10. MEET YOUR NEEDS – Ask yourself what needs are getting met from acting on this urge? All addictions or habits meet some important need and are often ways of managing difficult feelings or imitating something that missing in your life. It is important that you discover what you get out of acting on your urge?
• Is it relaxation, excitement, peace, self-esteem, identity, confidence, taking risks, time out, a sense of belonging, turning out from worry, pain or loneliness?
Then ask yourself:
• How else can I begin to meet this need in a healthier way?
• Where else could I get this need met?
Make a decision to do something positive about this now.
11. CREATE OBSTACLES – Make it harder to give in to an urge be creating obstacles for yourself, e.g
• Tell others about your urge and what triggers it
• Avoid places, things or people that trigger your urge
• If you gample – e.g Carry little money with you. Give your credit card to someone who can look after it.
• Don’t stock chocolate or alcohol in your pantry!!
12. GET SUPPORT – Call or talk to someone you trust, about your urge. Get support. The more you talk about your urges the less power they will have over you. Secrecy is one the main things that fuel urges and addictive habits. Let your loved ones know you are struggling with this addiction or compulsion.
13. DECIDE WHAT YOU WANT – Make a decision for yourself if you want to stop or just reduce your addiction or habit.
• Think honestly about what is really possible for you given the power of your urges/cravings. It may be more realistic to achieve your goal in stages.
• Set realistic steps for yourself. If you want to control your habit, you can still benefit from many of these strategies.
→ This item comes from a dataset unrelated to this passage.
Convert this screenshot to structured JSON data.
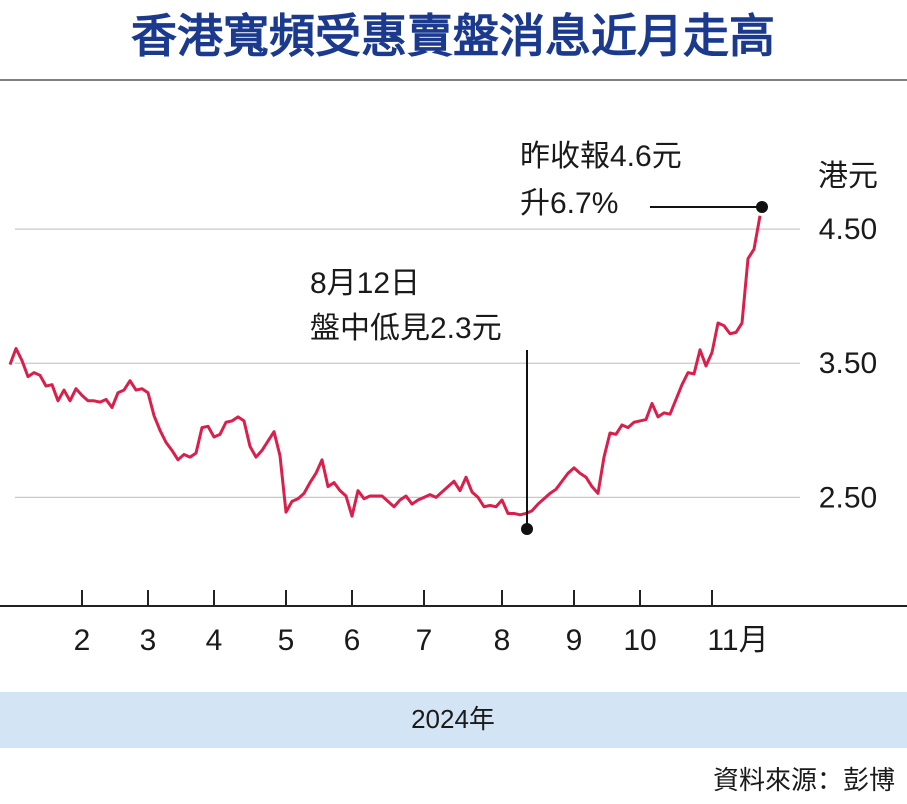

14. REWARD YOUR SUCCESSES – It is important that you start to build positive associations with the changes your begin to make, to support and reinforce your motivation to change. This can be achieved by giving yourself a conscious reward for any small changes you have made. What healthy and positive rewards can you give yourself for the changes you have made? It doesn’t have to cost a lot – just feel good.
Peace & Blessing,
Noel Haarburger - Embodied Processing Trainer.